How to show that the sequence $\{T (e_n)\}_{n \geq 1}$ is square summable?

Question

I am trying to prove the $(\ell^2)^{\ast}$ is isometrically isomorphic to $\ell^2.$ For this I considered a linear map $\phi : \ell^2 \longrightarrow (\ell^2)^{\ast}$ defined by $\phi (x) = \widehat {x},$ where $\widehat {x} (y) = \left \langle x, y \right \rangle.$ I have shown that $\phi$ is a linear isometry. So the only thing which is left to show is that the map is surjective. For that I note that if $x = \sum\limits_{n \geq 1} x_n e_n \in \ell^2$ then for $\tau \in V^{\ast}$ we have $\tau (x) = \sum\limits_{n \geq 1} x_n \tau (e_n).$ Now we define a sequence $y$ by $y_n = \overline {\tau (e_n)}.$ If we can show that $y \in \ell^2$ then we have $\tau = \widehat {y} = \phi (y)$ and hence the surjection of $\phi$ follows. This leads me to ask the following question $:$

Given $T \in (\ell^2)^{\ast}$ is it always true that the sequence $\{T(e_n)\}_{n \geq 1}$ is square summable i.e. $\sum\limits_{n \geq 1} | T (e_n)|^2 \lt \infty\ $? If so, how do I prove it?

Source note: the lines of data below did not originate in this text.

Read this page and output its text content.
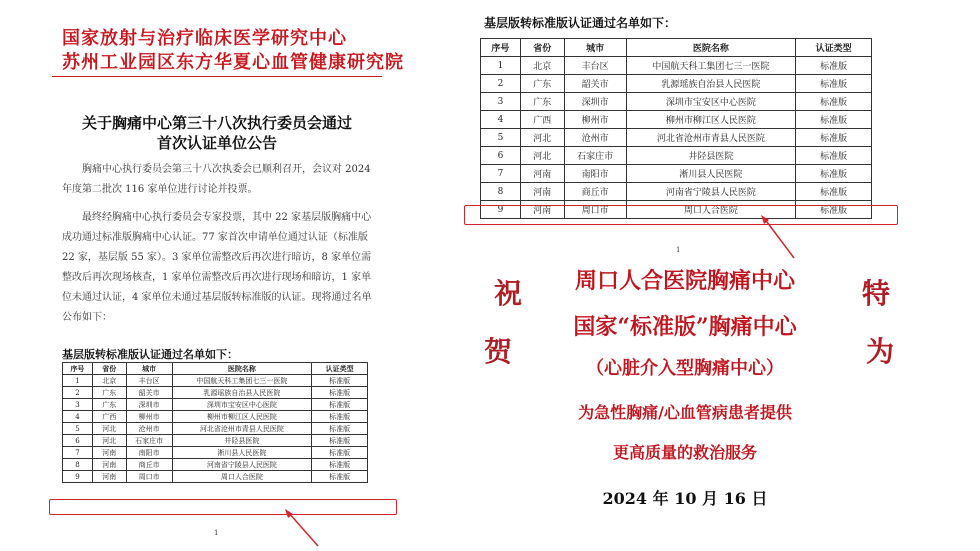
国家放射与治疗临床医学研究中心
苏州工业园区东方华夏心血管健康研究院
关于胸痛中心第三十八次执行委员会通过
首次认证单位公告

胸痛中心执行委员会第三十八次执委会已顺利召开，会议对 2024 年度第二批次 116 家单位进行讨论并投票。

最终经胸痛中心执行委员会专家投票，其中 22 家基层版胸痛中心成功通过标准版胸痛中心认证。77 家首次申请单位通过认证（标准版 22 家，基层版 55 家）。3 家单位需整改后再次进行暗访，8 家单位需整改后再次现场核查，1 家单位需整改后再次进行现场和暗访，1 家单位未通过认证，4 家单位未通过基层版转标准版的认证。现将通过名单公布如下：

基层版转标准版认证通过名单如下：
序号	省份	城市	医院名称	认证类型
1	北京	丰台区	中国航天科工集团七三一医院	标准版
2	广东	韶关市	乳源瑶族自治县人民医院	标准版
3	广东	深圳市	深圳市宝安区中心医院	标准版
4	广西	柳州市	柳州市柳江区人民医院	标准版
5	河北	沧州市	河北省沧州市青县人民医院	标准版
6	河北	石家庄市	井陉县医院	标准版
7	河南	南阳市	淅川县人民医院	标准版
8	河南	商丘市	河南省宁陵县人民医院	标准版
9	河南	周口市	周口人合医院	标准版
1
基层版转标准版认证通过名单如下：
序号	省份	城市	医院名称	认证类型
1	北京	丰台区	中国航天科工集团七三一医院	标准版
2	广东	韶关市	乳源瑶族自治县人民医院	标准版
3	广东	深圳市	深圳市宝安区中心医院	标准版
4	广西	柳州市	柳州市柳江区人民医院	标准版
5	河北	沧州市	河北省沧州市青县人民医院	标准版
6	河北	石家庄市	井陉县医院	标准版
7	河南	南阳市	淅川县人民医院	标准版
8	河南	商丘市	河南省宁陵县人民医院	标准版
9	河南	周口市	周口人合医院	标准版
1
祝
贺
特
为
周口人合医院胸痛中心
国家“标准版”胸痛中心
（心脏介入型胸痛中心）
为急性胸痛/心血管病患者提供
更高质量的救治服务
2024 年 10 月 16 日
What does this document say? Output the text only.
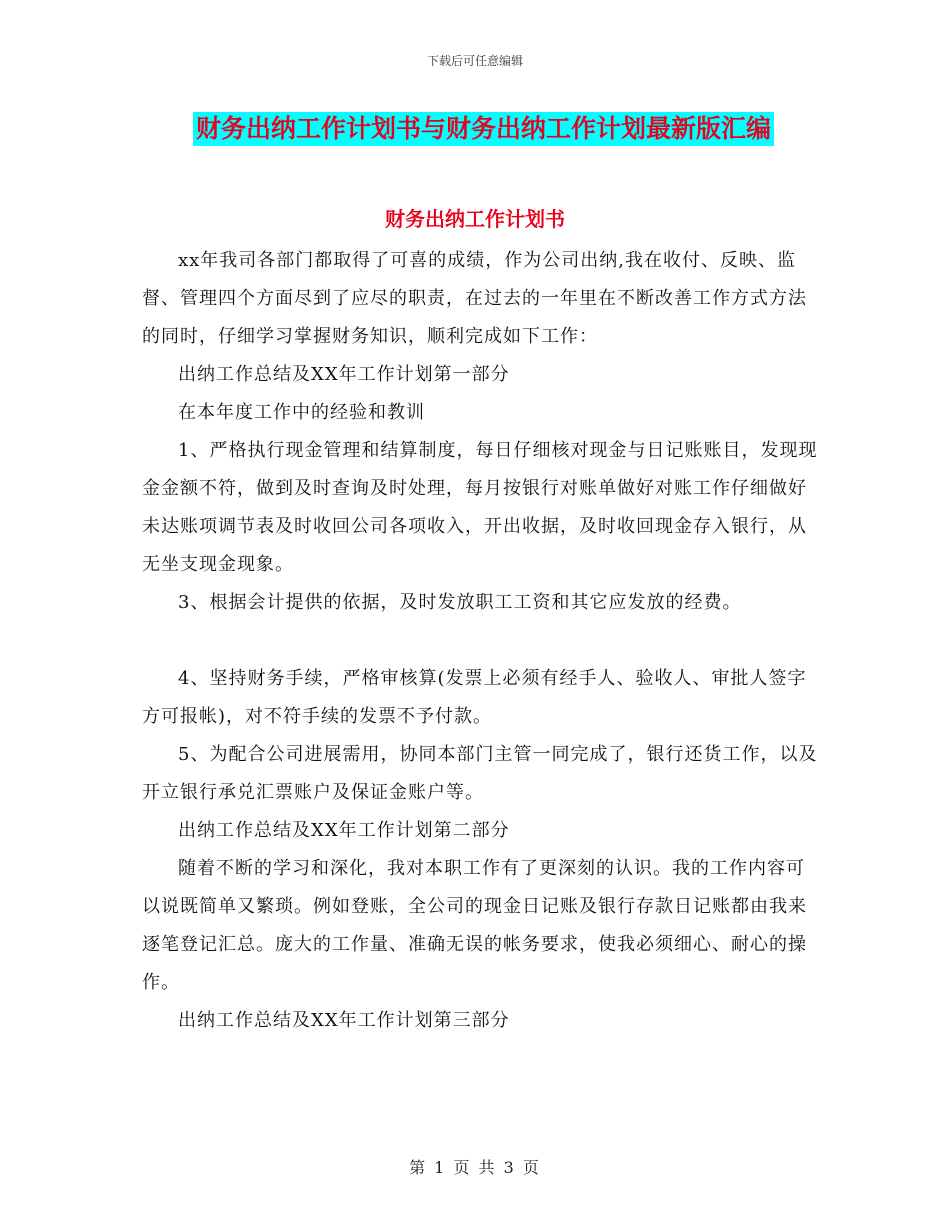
下载后可任意编辑
财务出纳工作计划书与财务出纳工作计划最新版汇编
财务出纳工作计划书

xx年我司各部门都取得了可喜的成绩，作为公司出纳,我在收付、反映、监督、管理四个方面尽到了应尽的职责，在过去的一年里在不断改善工作方式方法的同时，仔细学习掌握财务知识，顺利完成如下工作：

出纳工作总结及XX年工作计划第一部分

在本年度工作中的经验和教训

1、严格执行现金管理和结算制度，每日仔细核对现金与日记账账目，发现现金金额不符，做到及时查询及时处理，每月按银行对账单做好对账工作仔细做好未达账项调节表及时收回公司各项收入，开出收据，及时收回现金存入银行，从无坐支现金现象。

3、根据会计提供的依据，及时发放职工工资和其它应发放的经费。

4、坚持财务手续，严格审核算(发票上必须有经手人、验收人、审批人签字方可报帐)，对不符手续的发票不予付款。

5、为配合公司进展需用，协同本部门主管一同完成了，银行还货工作，以及开立银行承兑汇票账户及保证金账户等。

出纳工作总结及XX年工作计划第二部分

随着不断的学习和深化，我对本职工作有了更深刻的认识。我的工作内容可以说既简单又繁琐。例如登账，全公司的现金日记账及银行存款日记账都由我来逐笔登记汇总。庞大的工作量、准确无误的帐务要求，使我必须细心、耐心的操作。

出纳工作总结及XX年工作计划第三部分

第 1 页 共 3 页
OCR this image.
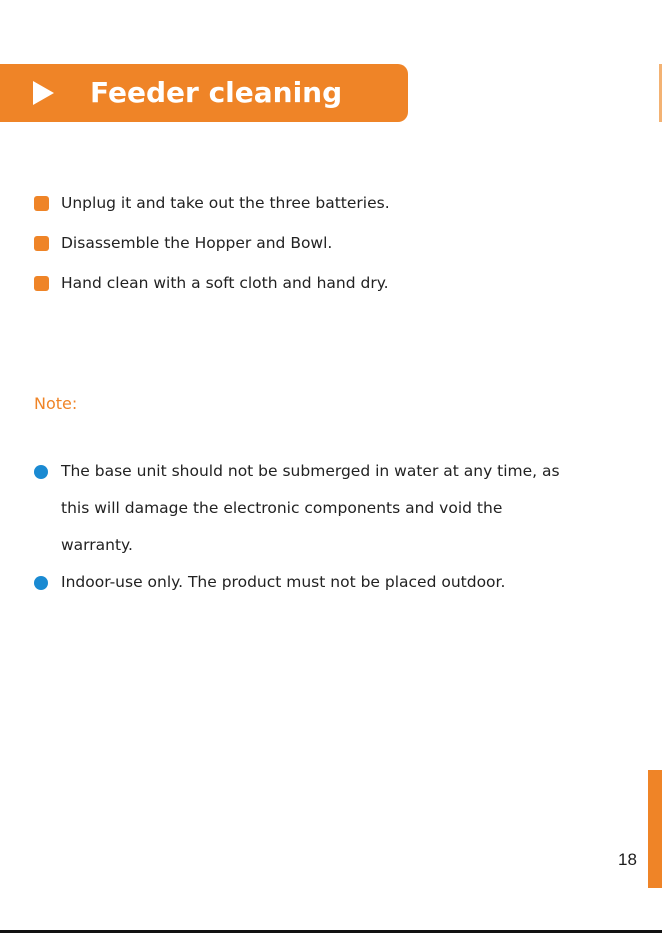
Feeder cleaning
Unplug it and take out the three batteries.
Disassemble the Hopper and Bowl.
Hand clean with a soft cloth and hand dry.
Note:

The base unit should not be submerged in water at any time, as this will damage the electronic components and void the warranty.

Indoor-use only. The product must not be placed outdoor.

18
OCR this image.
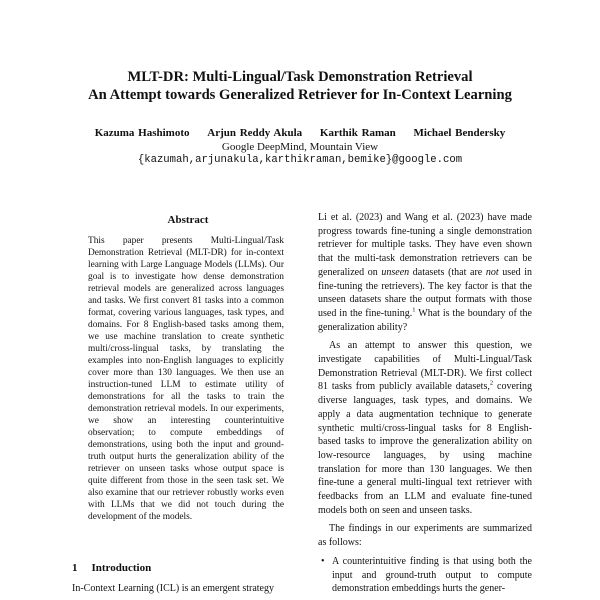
MLT-DR: Multi-Lingual/Task Demonstration Retrieval
An Attempt towards Generalized Retriever for In-Context Learning
Kazuma Hashimoto Arjun Reddy Akula Karthik Raman Michael Bendersky
Google DeepMind, Mountain View
{kazumah,arjunakula,karthikraman,bemike}@google.com
Abstract
This paper presents Multi-Lingual/Task Demonstration Retrieval (MLT-DR) for in-context learning with Large Language Models (LLMs). Our goal is to investigate how dense demonstration retrieval models are generalized across languages and tasks. We first convert 81 tasks into a common format, covering various languages, task types, and domains. For 8 English-based tasks among them, we use machine translation to create synthetic multi/cross-lingual tasks, by translating the examples into non-English languages to explicitly cover more than 130 languages. We then use an instruction-tuned LLM to estimate utility of demonstrations for all the tasks to train the demonstration retrieval models. In our experiments, we show an interesting counterintuitive observation; to compute embeddings of demonstrations, using both the input and ground-truth output hurts the generalization ability of the retriever on unseen tasks whose output space is quite different from those in the seen task set. We also examine that our retriever robustly works even with LLMs that we did not touch during the development of the models.
1 Introduction
In-Context Learning (ICL) is an emergent strategy

Li et al. (2023) and Wang et al. (2023) have made progress towards fine-tuning a single demonstration retriever for multiple tasks. They have even shown that the multi-task demonstration retrievers can be generalized on unseen datasets (that are not used in fine-tuning the retrievers). The key factor is that the unseen datasets share the output formats with those used in the fine-tuning.$^1$ What is the boundary of the generalization ability?

As an attempt to answer this question, we investigate capabilities of Multi-Lingual/Task Demonstration Retrieval (MLT-DR). We first collect 81 tasks from publicly available datasets,$^2$ covering diverse languages, task types, and domains. We apply a data augmentation technique to generate synthetic multi/cross-lingual tasks for 8 English-based tasks to improve the generalization ability on low-resource languages, by using machine translation for more than 130 languages. We then fine-tune a general multi-lingual text retriever with feedbacks from an LLM and evaluate fine-tuned models both on seen and unseen tasks.

The findings in our experiments are summarized as follows:

• A counterintuitive finding is that using both the input and ground-truth output to compute demonstration embeddings hurts the gener-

Any help in this regard would be warmly appreciated. Thanks for your time.

Answer 1

Let $x_n=\overline {Te_n}$ for $n \leq N$ and $0$ for $n>N$. Then $\tau(x_n)=\sum\limits_{k=1}^{N}|Te_n))|^{2}$. Since $\tau$ is a bounded linear functional we get $\sum\limits_{k=1}^{N}|Te_n|^{2} \leq \|\tau\| \|(x_n)\|\leq \|\tau\| \sqrt {\sum\limits_{k=1}^{N}|Te_n)|^{2}}$. Can you finish?